Within six hours Ike was awake, feeling some smarting and pain, but able to make restrained wisecracks with the hospital staff. He was spared the discomfort of having drains in the wound because there were no accumulations of pus at the site of surgery, and with their patient on precautionary antibiotics, the doctors had no reason to fear that any would develop. Ike needed little sedation (meperidine) to help him sleep (he dozed most of the time next day, spent “a reasonably comfortable” first night). The doctors fed glucose into his veins. Intravenous feeding was to go on for four days. The suction tube was left in to draw off gas lest he become distended and disrupt his wound. This week, with all going well, the President will get his first liquids by mouth. Thirty-one hours after the operation, he took his first steps with the help of two orderlies.

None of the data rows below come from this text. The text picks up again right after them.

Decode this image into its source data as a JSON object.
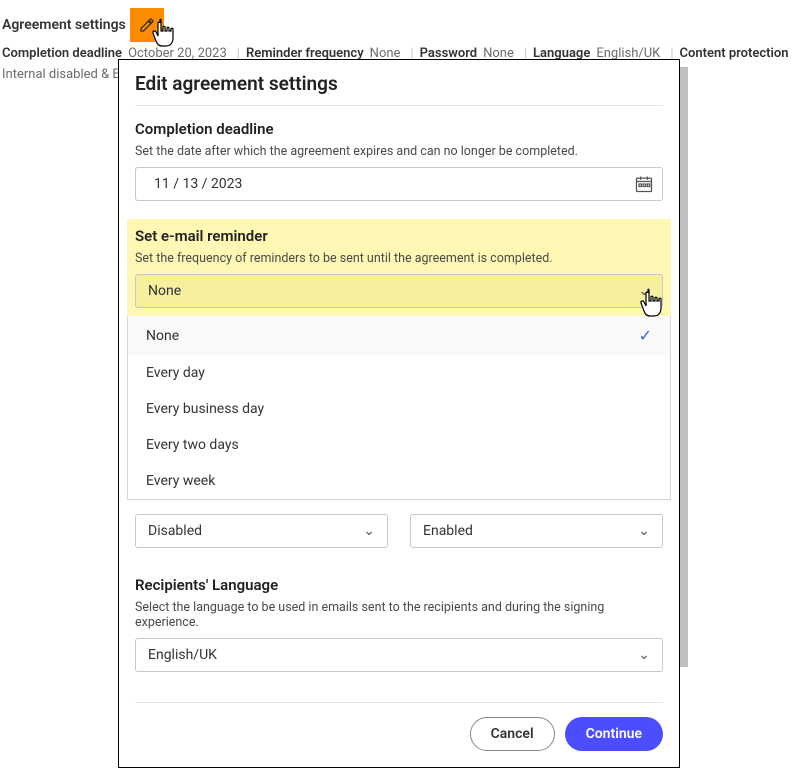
{
  "header": {
    "title": "Agreement settings",
    "summary": {
      "deadline_label": "Completion deadline",
      "deadline_value": "October 20, 2023",
      "reminder_label": "Reminder frequency",
      "reminder_value": "None",
      "password_label": "Password",
      "password_value": "None",
      "language_label": "Language",
      "language_value": "English/UK",
      "protection_label": "Content protection",
      "protection_value": "Internal disabled & External enabled"
    }
  },
  "modal": {
    "title": "Edit agreement settings",
    "deadline": {
      "title": "Completion deadline",
      "desc": "Set the date after which the agreement expires and can no longer be completed.",
      "value": "11 / 13 / 2023"
    },
    "reminder": {
      "title": "Set e-mail reminder",
      "desc": "Set the frequency of reminders to be sent until the agreement is completed.",
      "selected": "None",
      "options": [
        "None",
        "Every day",
        "Every business day",
        "Every two days",
        "Every week"
      ]
    },
    "protection": {
      "internal": "Disabled",
      "external": "Enabled"
    },
    "language": {
      "title": "Recipients' Language",
      "desc": "Select the language to be used in emails sent to the recipients and during the signing experience.",
      "selected": "English/UK"
    },
    "buttons": {
      "cancel": "Cancel",
      "continue": "Continue"
    }
  }
}
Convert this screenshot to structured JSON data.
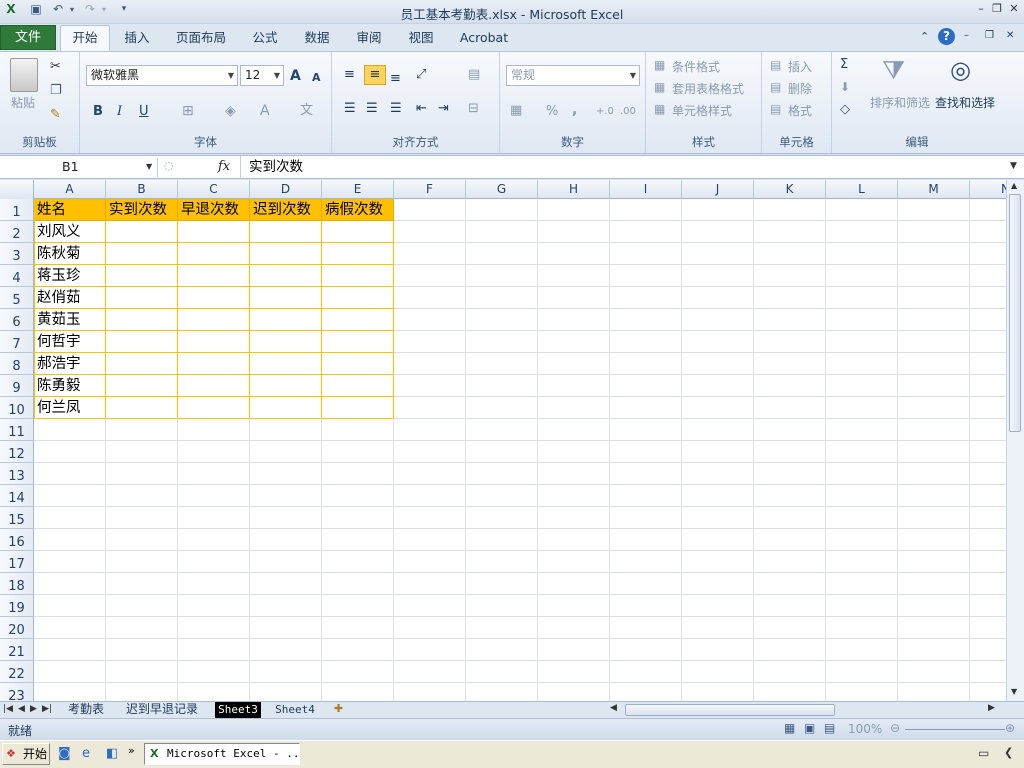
{
  "window": {
    "title": "员工基本考勤表.xlsx - Microsoft Excel"
  },
  "tabs": {
    "file": "文件",
    "home": "开始",
    "insert": "插入",
    "layout": "页面布局",
    "formulas": "公式",
    "data": "数据",
    "review": "审阅",
    "view": "视图",
    "acrobat": "Acrobat"
  },
  "ribbon": {
    "clipboard": {
      "label": "剪贴板",
      "paste": "粘贴"
    },
    "font": {
      "label": "字体",
      "name": "微软雅黑",
      "size": "12",
      "bold": "B",
      "italic": "I",
      "underline": "U",
      "grow": "A",
      "shrink": "A"
    },
    "alignment": {
      "label": "对齐方式"
    },
    "number": {
      "label": "数字",
      "format": "常规",
      "percent": "%",
      "comma": ",",
      "inc": "+.0",
      "dec": ".00"
    },
    "styles": {
      "label": "样式",
      "conditional": "条件格式",
      "table": "套用表格格式",
      "cell": "单元格样式"
    },
    "cells": {
      "label": "单元格",
      "insert": "插入",
      "delete": "删除",
      "format": "格式"
    },
    "editing": {
      "label": "编辑",
      "sort": "排序和筛选",
      "find": "查找和选择",
      "sum": "Σ"
    }
  },
  "formula_bar": {
    "name_box": "B1",
    "fx": "fx",
    "content": "实到次数"
  },
  "grid": {
    "columns": [
      "A",
      "B",
      "C",
      "D",
      "E",
      "F",
      "G",
      "H",
      "I",
      "J",
      "K",
      "L",
      "M",
      "N"
    ],
    "rows": [
      "1",
      "2",
      "3",
      "4",
      "5",
      "6",
      "7",
      "8",
      "9",
      "10",
      "11",
      "12",
      "13",
      "14",
      "15",
      "16",
      "17",
      "18",
      "19",
      "20",
      "21",
      "22",
      "23"
    ],
    "header_row": [
      "姓名",
      "实到次数",
      "早退次数",
      "迟到次数",
      "病假次数"
    ],
    "names": [
      "刘风义",
      "陈秋菊",
      "蒋玉珍",
      "赵俏茹",
      "黄茹玉",
      "何哲宇",
      "郝浩宇",
      "陈勇毅",
      "何兰凤"
    ]
  },
  "sheets": [
    "考勤表",
    "迟到早退记录",
    "Sheet3",
    "Sheet4"
  ],
  "status": {
    "ready": "就绪",
    "zoom": "100%"
  },
  "taskbar": {
    "start": "开始",
    "app": "Microsoft Excel - ..."
  },
  "colors": {
    "header_fill": "#ffc000",
    "file_tab": "#2f7a3a"
  }
}
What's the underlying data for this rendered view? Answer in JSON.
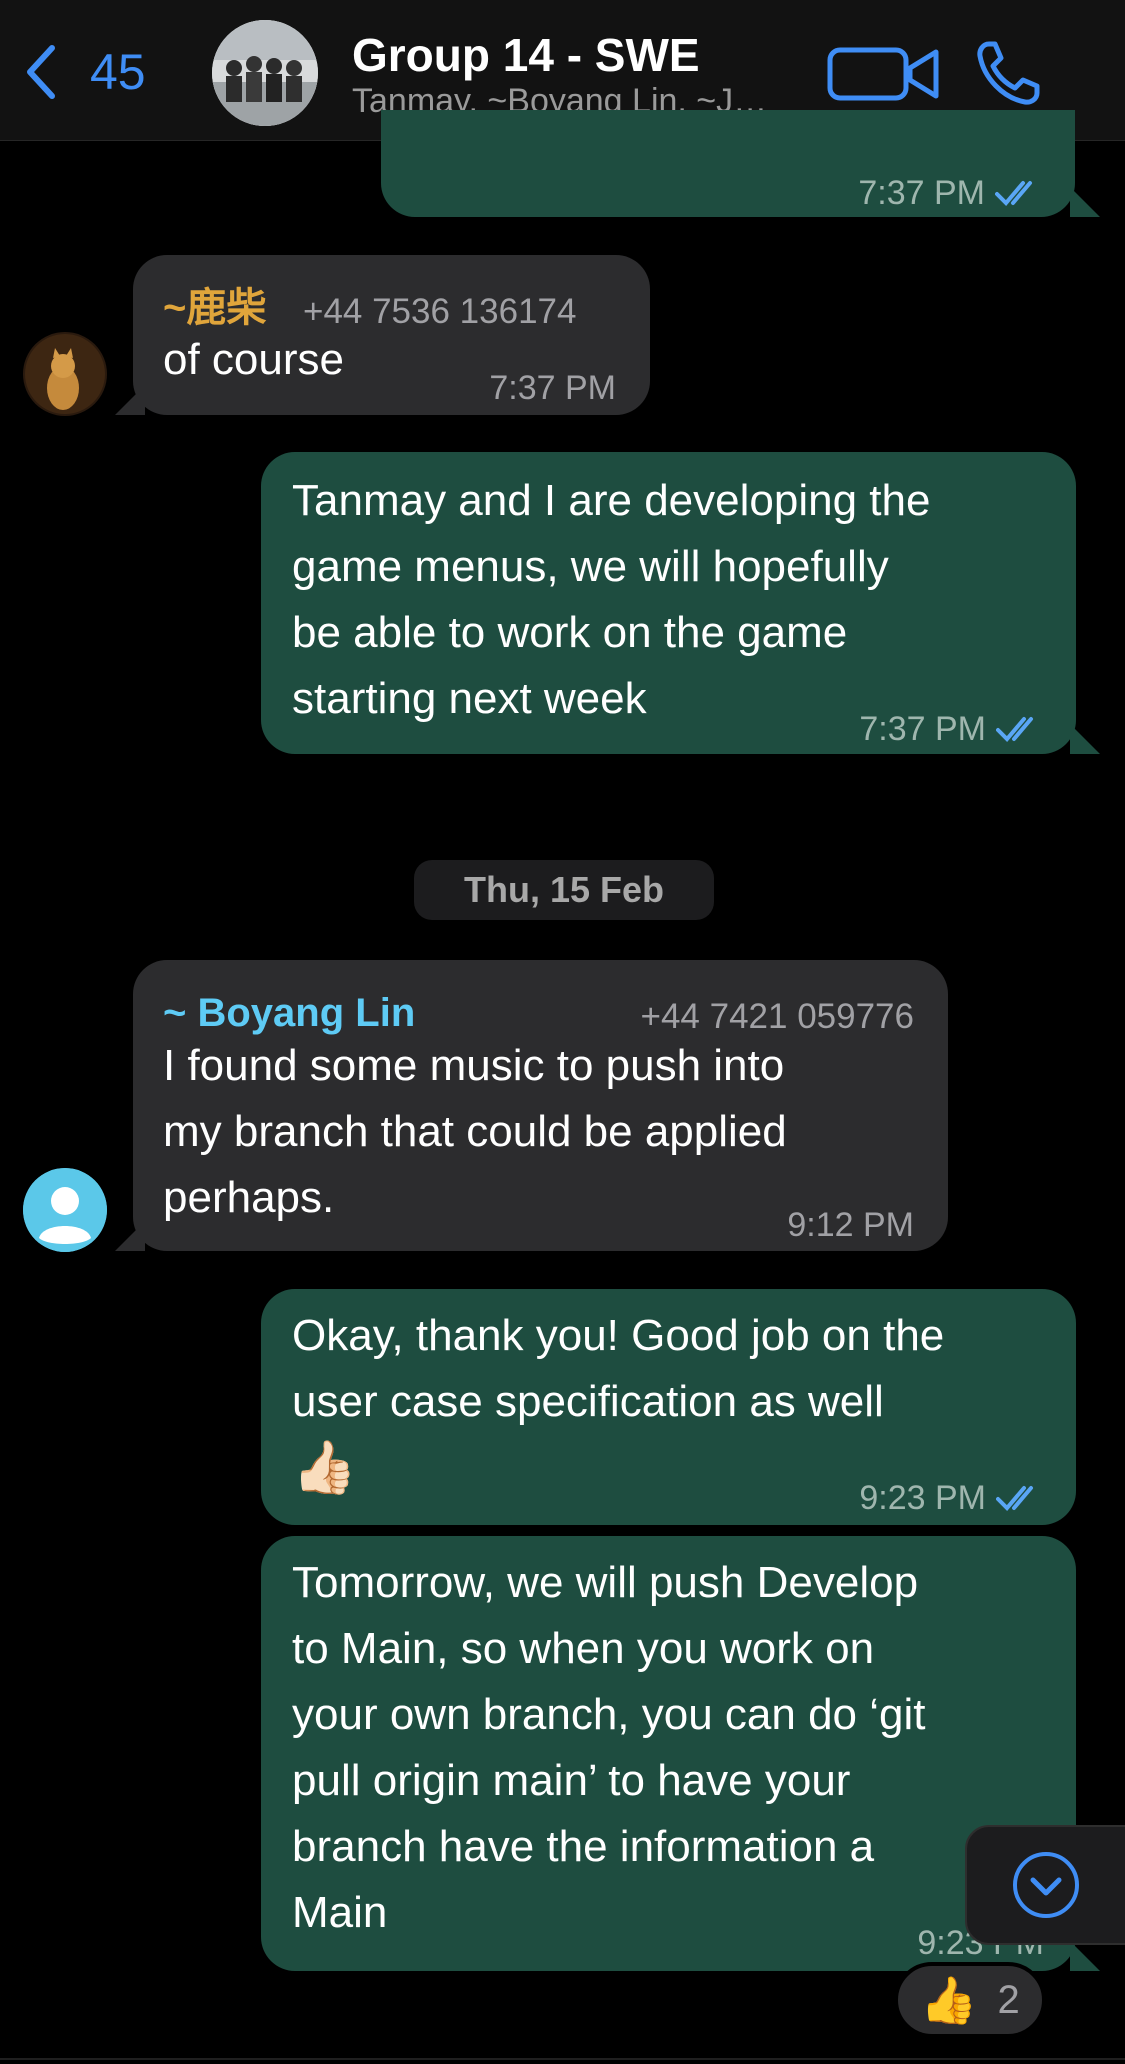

Facing the press after his hard night’s work, Surgeon Heaton was confident about the President’s chance for a full recovery. That chance is indeed good. Perhaps 15%, not more than 35%, of ileitis patients who undergo surgery later have recurrences, sometimes requiring further operations. Ike’s prospects are indicated by the remarkable vitality that enabled him to snap back so successfully after his heart attack.

* So-called because only they handle sterile instruments. Non-sterile nurses put aside used instruments and waste materials. Some surgeons call the two classes simply “clean nurses” and “dirty nurses.”